Did you ever watch the show MacGyver? The times I tuned in I was always impressed and sometimes amazed when he made something out of nothing to save the day. My concoctions may not be so lifesaving but it still feels good to combine miscellaneous odds and ends you find around the house into a fix for some problem.

Had the pre-retirement me noticed curling leaves on a rose plant my first reaction would have been to call the gardener and trust him to make it better. These days I am the gardener. If there is a problem it is up to me to solve it. I am learning the basics of fertilizing for our numerous rose bushes as well as how to deal with the omnipresent gophers that feast on any plant not protected by a wire mesh tightly wrapped around its roots. I am now able to maintain as well as modify the drip irrigation system that frugally waters the vegetation. We are even going to try our luck at growing a few vegetables from seeds. If all goes well our salads will soon include fresh off the vine heirloom tomatoes grown from seeds – how cool is that!

Although I grew up in high tech I have never really been the guy who got all the pieces to work happily together. There was always an IT guy or I enlisted the aid of a knowledgeable son or daughter to handle the details. Since there are no longer IT guys in our life and we now live at least an hour from our nearest child it is time to start doing more myself. I upgraded my iPhone yesterday, something I dreaded. Prior experience has shown nothing seems to migrate painlessly from the old to the new. True to form I lost a bunch of my contacts, the songs I had loaded from CDs were nowhere to be found, and I lost my Back in Black ringtone. Never fear said the new Dave. I Googled how to do various transfers and got the contacts (most of them) where I need them. AC/DC is back alerting me to incoming calls. And although I never figured out how to automatically transfer the songs I still got it done the old fashion way by reloading CDs onto my laptop. That wonderful feeling of satisfaction when my phone was just as I wanted it was worth the effort. And I did it all myself.
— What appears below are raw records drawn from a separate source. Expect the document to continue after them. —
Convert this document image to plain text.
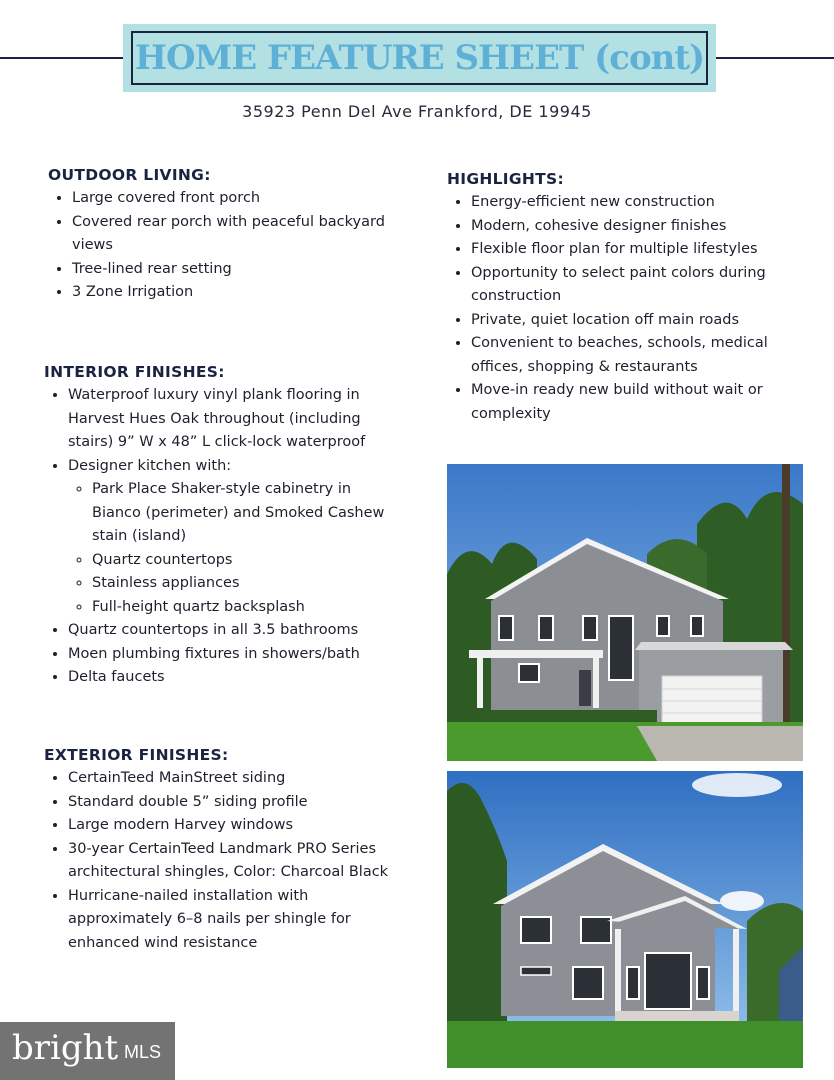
HOME FEATURE SHEET (cont)
35923 Penn Del Ave Frankford, DE 19945
OUTDOOR LIVING:
• Large covered front porch
• Covered rear porch with peaceful backyard views
• Tree-lined rear setting
• 3 Zone Irrigation
INTERIOR FINISHES:
• Waterproof luxury vinyl plank flooring in Harvest Hues Oak throughout (including stairs) 9” W x 48” L click-lock waterproof
• Designer kitchen with:
◦ Park Place Shaker-style cabinetry in Bianco (perimeter) and Smoked Cashew stain (island)
◦ Quartz countertops
◦ Stainless appliances
◦ Full-height quartz backsplash
• Quartz countertops in all 3.5 bathrooms
• Moen plumbing fixtures in showers/bath
• Delta faucets
EXTERIOR FINISHES:
• CertainTeed MainStreet siding
• Standard double 5” siding profile
• Large modern Harvey windows
• 30-year CertainTeed Landmark PRO Series architectural shingles, Color: Charcoal Black
• Hurricane-nailed installation with approximately 6–8 nails per shingle for enhanced wind resistance
HIGHLIGHTS:
• Energy-efficient new construction
• Modern, cohesive designer finishes
• Flexible floor plan for multiple lifestyles
• Opportunity to select paint colors during construction
• Private, quiet location off main roads
• Convenient to beaches, schools, medical offices, shopping & restaurants
• Move-in ready new build without wait or complexity
bright MLS
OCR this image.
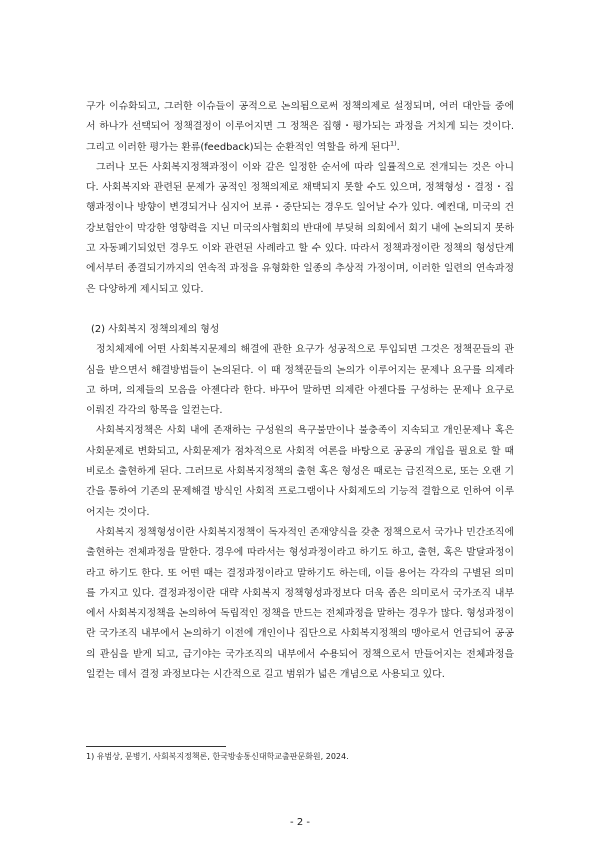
구가 이슈화되고, 그러한 이슈들이 공적으로 논의됨으로써 정책의제로 설정되며, 여러 대안들 중에서 하나가 선택되어 정책결정이 이루어지면 그 정책은 집행・평가되는 과정을 거치게 되는 것이다. 그리고 이러한 평가는 환류(feedback)되는 순환적인 역할을 하게 된다$^{1)}$.

그러나 모든 사회복지정책과정이 이와 같은 일정한 순서에 따라 일률적으로 전개되는 것은 아니다. 사회복지와 관련된 문제가 공적인 정책의제로 채택되지 못할 수도 있으며, 정책형성・결정・집행과정이나 방향이 변경되거나 심지어 보류・중단되는 경우도 일어날 수가 있다. 예컨대, 미국의 건강보험안이 막강한 영향력을 지닌 미국의사협회의 반대에 부딪혀 의회에서 회기 내에 논의되지 못하고 자동폐기되었던 경우도 이와 관련된 사례라고 할 수 있다. 따라서 정책과정이란 정책의 형성단계에서부터 종결되기까지의 연속적 과정을 유형화한 일종의 추상적 가정이며, 이러한 일련의 연속과정은 다양하게 제시되고 있다.

(2) 사회복지 정책의제의 형성

정치체제에 어떤 사회복지문제의 해결에 관한 요구가 성공적으로 투입되면 그것은 정책꾼들의 관심을 받으면서 해결방법들이 논의된다. 이 때 정책꾼들의 논의가 이루어지는 문제나 요구를 의제라고 하며, 의제들의 모음을 아젠다라 한다. 바꾸어 말하면 의제란 아젠다를 구성하는 문제나 요구로 이뤄진 각각의 항목을 일컫는다.

사회복지정책은 사회 내에 존재하는 구성원의 욕구불만이나 불충족이 지속되고 개인문제나 혹은 사회문제로 변화되고, 사회문제가 점차적으로 사회적 여론을 바탕으로 공공의 개입을 필요로 할 때 비로소 출현하게 된다. 그러므로 사회복지정책의 출현 혹은 형성은 때로는 급진적으로, 또는 오랜 기간을 통하여 기존의 문제해결 방식인 사회적 프로그램이나 사회제도의 기능적 결합으로 인하여 이루어지는 것이다.

사회복지 정책형성이란 사회복지정책이 독자적인 존재양식을 갖춘 정책으로서 국가나 민간조직에 출현하는 전체과정을 말한다. 경우에 따라서는 형성과정이라고 하기도 하고, 출현, 혹은 발달과정이라고 하기도 한다. 또 어떤 때는 결정과정이라고 말하기도 하는데, 이들 용어는 각각의 구별된 의미를 가지고 있다. 결정과정이란 대략 사회복지 정책형성과정보다 더욱 좁은 의미로서 국가조직 내부에서 사회복지정책을 논의하여 독립적인 정책을 만드는 전체과정을 말하는 경우가 많다. 형성과정이란 국가조직 내부에서 논의하기 이전에 개인이나 집단으로 사회복지정책의 맹아로서 언급되어 공공의 관심을 받게 되고, 급기야는 국가조직의 내부에서 수용되어 정책으로서 만들어지는 전체과정을 일컫는 데서 결정 과정보다는 시간적으로 길고 범위가 넓은 개념으로 사용되고 있다.

1) 유범상, 문병기, 사회복지정책론, 한국방송통신대학교출판문화원, 2024.
- 2 -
Taking on more responsibility to keep things running smoothly on the home front gives me a sense of accomplishment and independence. Instead of waiting in dread fearing the next predicament I find myself happy to take a shot at fixing whatever might come along. I accept I have limitations and as a rule leave anything to do with electricity to the experts. And if I cannot figure out a reasonable solution, I dig up the number of the local repair person. But first I step to the plate and take a swing or two.

In retirement we have the luxury of free time. Taking on little things like home repairs can offer a level of control in a world where we seem to have less and less influence. I may not be able to run those miles like I used to but I can sure figure out what it takes to have a magazine cover worthy garden. I may not be quite as quick when it comes to understanding the latest tech gizmo but I have faith I can remedy that squeaking door. I cannot do it all and honestly I don’t want to. But I can take a shot at fixing problems as they arise, give it my best MacGyver and maybe get it done. And when I get it done I have another line item to add to my growing retirement resume.